Richmond Clapperton, 78, remembers coming to Washington Grove starting in 1923, when his mother bought a summer cottage there. The family would take the train from Washington, through the other railroad towns along the old Baltimore & Ohio line: Takoma Park, Capitol View, Kensington, Garrett Park. "When we'd get off the train in Washington Grove, it was like entering another world," he said. Fifty years ago, Clapperton converted the family cottage to a year-round home for himself and his wife.

The sensation of arriving in a different kind of place is still present here today, especially in full summer when the massive 200-year-old white and red oaks, the tulip poplars and the thick woods to the west and north canopy the town like a band of friendly sentinels. Trees, in fact, are a kind of protected species in Washington Grove: Roads divide around them, residential additions incorporate them, and everyone treasures them.

The Poplar Porch One much-photographed old cottage catty-cornered to the town hall has a huge poplar growing up through the porch floorboards and out the roof. After the recent ice storm, and in fact with every ferocious summer thunderstorm, "people spend a few anxious days thinking a lot about cutting down or limbing trees," said Briggs, a resident for over 30 years. But then, she added, they calm down. "Trees are really seen as part of our legacy."

After deciding not to merge with the City of Gaithersburg just to its north, the biggest battle in Washington Grove has been fending off the suburban sprawl pushing up and over from Rockville Pike (Maryland Route 355). The coming of Metro in the early 1980s accelerated up-county growth, as did the arrival of a fleet of large employers now lining Interstate 270's high-tech corridor like so many battleships. From 1984 to 1995 the area, which includes Gaithersburg, Germantown and Clarksburg, grew by 89,239 people to 174,800, according to the Maryland-National Capital Park and Planning Commission. That translates to at least 40,000 new housing units up-county in the same period.

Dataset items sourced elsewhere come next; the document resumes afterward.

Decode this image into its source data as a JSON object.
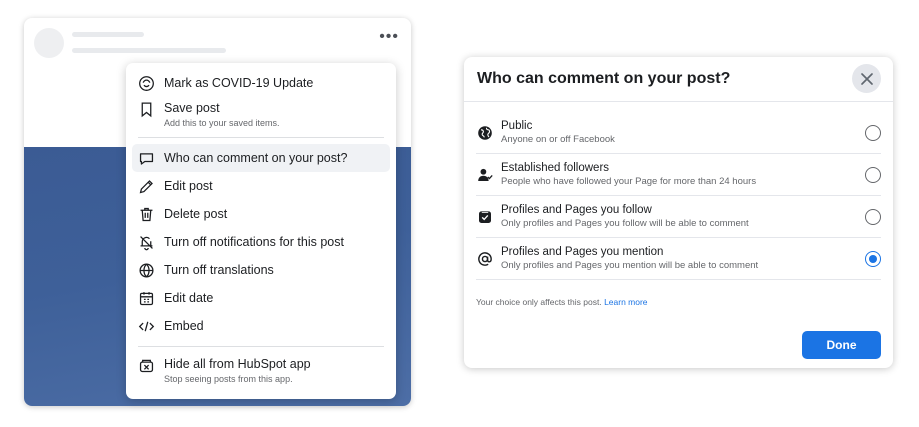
{
  "menu": {
    "items": [
      {
        "label": "Mark as COVID-19 Update",
        "icon": "covid-update-icon"
      },
      {
        "label": "Save post",
        "sublabel": "Add this to your saved items.",
        "icon": "bookmark-icon"
      },
      {
        "label": "Who can comment on your post?",
        "icon": "comment-icon"
      },
      {
        "label": "Edit post",
        "icon": "pencil-icon"
      },
      {
        "label": "Delete post",
        "icon": "trash-icon"
      },
      {
        "label": "Turn off notifications for this post",
        "icon": "bell-off-icon"
      },
      {
        "label": "Turn off translations",
        "icon": "translate-icon"
      },
      {
        "label": "Edit date",
        "icon": "calendar-icon"
      },
      {
        "label": "Embed",
        "icon": "code-icon"
      },
      {
        "label": "Hide all from HubSpot app",
        "sublabel": "Stop seeing posts from this app.",
        "icon": "hide-app-icon"
      }
    ]
  },
  "dialog": {
    "title": "Who can comment on your post?",
    "options": [
      {
        "label": "Public",
        "sublabel": "Anyone on or off Facebook",
        "icon": "globe-icon",
        "selected": false
      },
      {
        "label": "Established followers",
        "sublabel": "People who have followed your Page for more than 24 hours",
        "icon": "followers-icon",
        "selected": false
      },
      {
        "label": "Profiles and Pages you follow",
        "sublabel": "Only profiles and Pages you follow will be able to comment",
        "icon": "follow-check-icon",
        "selected": false
      },
      {
        "label": "Profiles and Pages you mention",
        "sublabel": "Only profiles and Pages you mention will be able to comment",
        "icon": "at-icon",
        "selected": true
      }
    ],
    "footnote": "Your choice only affects this post.",
    "learn_more": "Learn more",
    "done_label": "Done"
  },
  "colors": {
    "accent": "#1b74e4",
    "post_image": "#3e6099"
  }
}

Washington Grove has its own planning and zoning powers--tools that make it the envy of other incorporated townships--which it uses to great effect to keep this growth at arm's length. One legendary fight involved a multimillion-dollar suit threatened by Southland Corp., which owns the 7-Eleven chain, when the town restricted its business permit because it believed the 24-hour convenience store brought the wrong kind of activities to its tiny commercial strip. More recently, the town decided not to allow residents to run bed-and-breakfasts or guest houses in their homes because of concerns about added traffic.

Homeowners are allowed to rent out rooms, but there is a 30-day minimum because "we want to encourage people to come who will make some kind of investment in the community," Briggs said.

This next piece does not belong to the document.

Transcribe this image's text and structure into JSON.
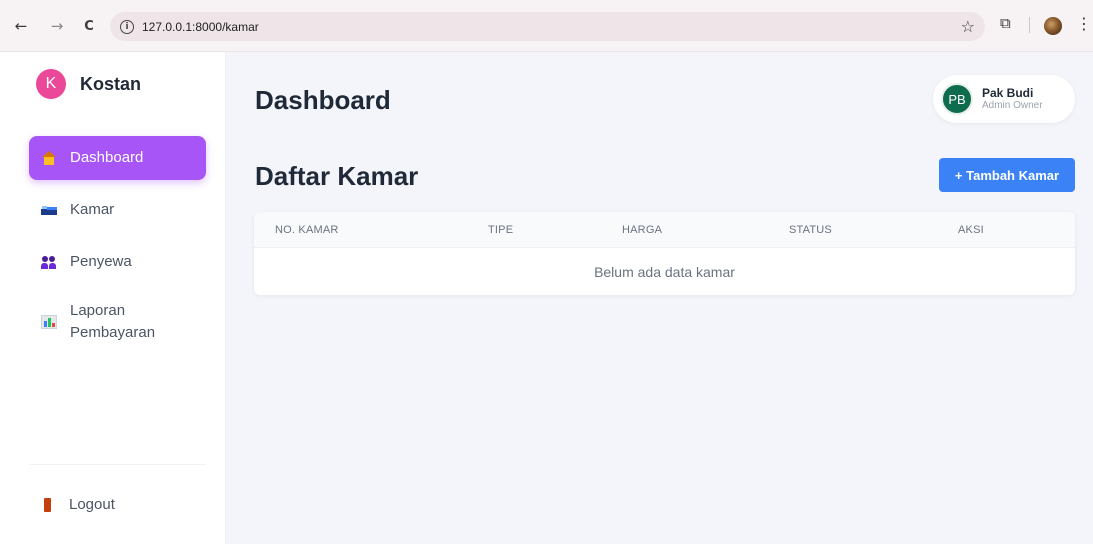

Besides its unique configuration and the fact that cars take a back seat here, Washington Grove tries hard to create a sense of genuine community. In March, mayor and clerk-treasurer Mary Challstrom will flip flapjacks at a Welcome Breakfast for new residents. In summer there is a community-run camp at Maple Lake, operettas and other musical offerings, town auctions to benefit area homeless shelters and the all-year, all-volunteer Acorn Library for children.

"Many parents have worked out novel day-care arrangements where they share a sitter or their house," said Challstrom, who has lived in her 1939 rustic cabin-turned-ranch house for 20 years.

But Washington Grove's bucolic setting and small-town ambiance are not for everyone. "You have to be an old-house-type person," said Cindy Houston, who together with her husband, Buddy, is expecting the couple's child in April. "The house styles are eclectic and often close together. You have to not mind that."

Growing up in an old country house outside Damascus, Houston remembers coming to Fourth of July picnics in the Grove and attending music weekends here. "I just like rustic." When the couple--both elementary school teachers in Silver Spring--moved in about a year ago, "it was a fantasy come true. There is an amazing array of really talented musicians, and the couple next door has a new baby," Houston said.